Antonio Vélez: Lujuria
El sexo con amor es lo mejor de todo, pero el sexo sin amor es lo segundo mejor inmediatamente después de eso.
Woody Allen
La lujuria es un pecado capital observado en todas las culturas, y es bien explicable, pues está directamente conectado con una mayor eficacia reproductiva. Carl Sagan destaca con agudeza la importancia del sexo: “Los organismos han sido seleccionados para que se dediquen al sexo; los que lo encuentren aburrido pronto se extinguen […] También los hombres conservamos hoy en día una palpable devoción por intercambiar segmentos de ADN “. Por lógica elemental, los apáticos ante la tentación de la carne han dejado menos descendientes que su contraparte, por lo cual nosotros, los que ahora ocupamos el planeta, somos los descendientes de aquellos que se mostraron más atraídos por el sexo activo.
Una mala herencia, dirán algunos, pero proporciona placer y más apareamientos, aunque ahora ya no paga dividendos biológicos, porque en el mundo de hoy, el sexo y la reproducción se han independizado. Más aún, las pulsiones sexuales se han devuelto contra sus beneficios originales de mantener la vida: el mundo está superpoblado, pero las instrucciones codificadas en nuestro anacrónico genoma nos siguen acosando con la concupiscencia, aunque ya no quepamos en el planeta.

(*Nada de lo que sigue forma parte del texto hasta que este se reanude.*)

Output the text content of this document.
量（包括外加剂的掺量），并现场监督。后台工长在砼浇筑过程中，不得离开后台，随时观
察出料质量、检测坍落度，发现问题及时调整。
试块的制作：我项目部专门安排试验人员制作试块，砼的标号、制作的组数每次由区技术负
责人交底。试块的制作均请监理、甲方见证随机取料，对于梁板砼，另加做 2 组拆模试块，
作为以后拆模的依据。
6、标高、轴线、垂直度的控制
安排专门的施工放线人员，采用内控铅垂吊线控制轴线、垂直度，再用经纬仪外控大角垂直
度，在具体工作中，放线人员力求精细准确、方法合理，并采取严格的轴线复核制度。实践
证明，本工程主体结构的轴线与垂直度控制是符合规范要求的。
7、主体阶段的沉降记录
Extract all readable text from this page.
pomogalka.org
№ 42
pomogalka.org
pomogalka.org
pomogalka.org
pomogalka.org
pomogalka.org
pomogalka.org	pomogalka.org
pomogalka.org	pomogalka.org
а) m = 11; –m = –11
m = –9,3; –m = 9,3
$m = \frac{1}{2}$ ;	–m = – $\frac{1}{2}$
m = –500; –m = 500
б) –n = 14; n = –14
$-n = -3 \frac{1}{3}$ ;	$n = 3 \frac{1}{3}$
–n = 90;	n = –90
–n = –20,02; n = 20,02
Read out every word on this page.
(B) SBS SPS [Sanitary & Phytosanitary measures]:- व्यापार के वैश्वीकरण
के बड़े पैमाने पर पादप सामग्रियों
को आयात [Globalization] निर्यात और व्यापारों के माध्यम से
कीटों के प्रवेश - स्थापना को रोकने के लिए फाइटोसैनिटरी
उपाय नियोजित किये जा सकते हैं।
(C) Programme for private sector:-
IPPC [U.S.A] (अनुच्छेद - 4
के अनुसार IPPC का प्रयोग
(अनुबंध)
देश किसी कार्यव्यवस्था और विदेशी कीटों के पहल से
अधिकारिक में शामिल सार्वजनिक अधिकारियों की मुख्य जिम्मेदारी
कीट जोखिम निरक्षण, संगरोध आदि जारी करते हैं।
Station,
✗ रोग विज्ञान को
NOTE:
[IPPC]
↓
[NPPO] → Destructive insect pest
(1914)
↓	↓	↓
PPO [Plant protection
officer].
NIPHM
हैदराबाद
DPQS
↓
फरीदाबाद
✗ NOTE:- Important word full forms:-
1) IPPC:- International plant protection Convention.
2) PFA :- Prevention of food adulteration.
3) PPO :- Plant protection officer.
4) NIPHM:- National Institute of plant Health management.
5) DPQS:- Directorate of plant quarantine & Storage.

Para la Iglesia Católica, la lujuria ha sido uno de los peores pecados. Inocencio III lo expresó con suma claridad desde el siglo XIII: “Todo el mundo sabe que las relaciones sexuales, incluso entre personas casadas, no se realizan nunca sin la comezón de la carne, el calor de la pasión y el hedor de la lujuria. De donde la semilla concebida está viciada, mancillada, corrupta; y el alma infundida en ella hereda la culpa del pecado”. Aclaremos que en el hombre moderno se ha modificado el olfato: el hedor se ha trocado en aroma. Al sicólogo David Barash le extraña que se prohíba la contracepción argumentando que privar el sexo de su función reproductiva sería animalizante, cuando la verdad es exactamente lo contrario: sexo sin reproducción “es una especialidad humana, una expresión de nuestra humanidad”.
Rasputín
Rasputín y el inocente Inocencio discrepaban en su forma de pensar. A los dieciocho años, el ruso tuvo un arrebato místico y se internó en un convento, del que fue expulsado por no renunciar a su filosofía vital: la vía para lograr la salvación no era el sacrificio, sino el placer sexual. Steven Jones apoya con buenas razones al satanizado Rasputín: el sexo es la clave para la “vida eterna”, pues permite que nuestros genes se copien y remonten el tiempo usando cuerpos nuevos, sin el desgaste de la edad. Los santos, los célibes, los castos y los estériles no transmiten sus virtudes de moderación sexual a las generaciones futuras; son líneas siempre en extinción, por la competencia desigual con los fecundos y pecaminosos lascivos.
César Augusto, a quien elogian por su devoción hacia Livia, su tercera esposa, tenía como entretenimiento real desflorar jovencitas, que la alcahueta Livia le procuraba. En India, los gobernantes disponían de harenes que les alcanzaban para, si así lo apetecían, tener relaciones con al menos dos mujeres distintas cada noche. Carlomagno tuvo cinco esposas sucesivas y cuatro concubinas; por tal motivo, dicen los chismosos, por lo menos la mitad de la Europa actual puede reivindicarlo con orgullo como antepasado remoto. En Perú, los emperadores incas disponían de múltiples casas de vírgenes, algunas con más de mil quinientas mujeres (¡qué desperdicio!, exclamarán muchos envidiosos). La aristocracia china consideraba a las mujeres jóvenes como la mejor fuente de yin, y creía que la manera óptima para que un hombre completara su preciado yang no era simplemente acostarse con todas las que pudiera sino también prolongar el coito, sin llegar al orgasmo, pues de ese modo absorbería más yin y, por ende, mayor fuerza vital.
La búsqueda del yin ocupa buena parte de la historia del hombre. Mulay Ismail, sultán de Marruecos y rey del yin, aunque apodado El sanguinario, según cuenta la historia que tanto miente o exagera, dejó 888 hijos, el número del apocalipsis sexual. No fue superado ni por Alejandro Dumas, quien hizo una fortuna y la gastó en asuntos de faldas, de lo cual resultaron, contados a la carrera, quinientos alejandritos.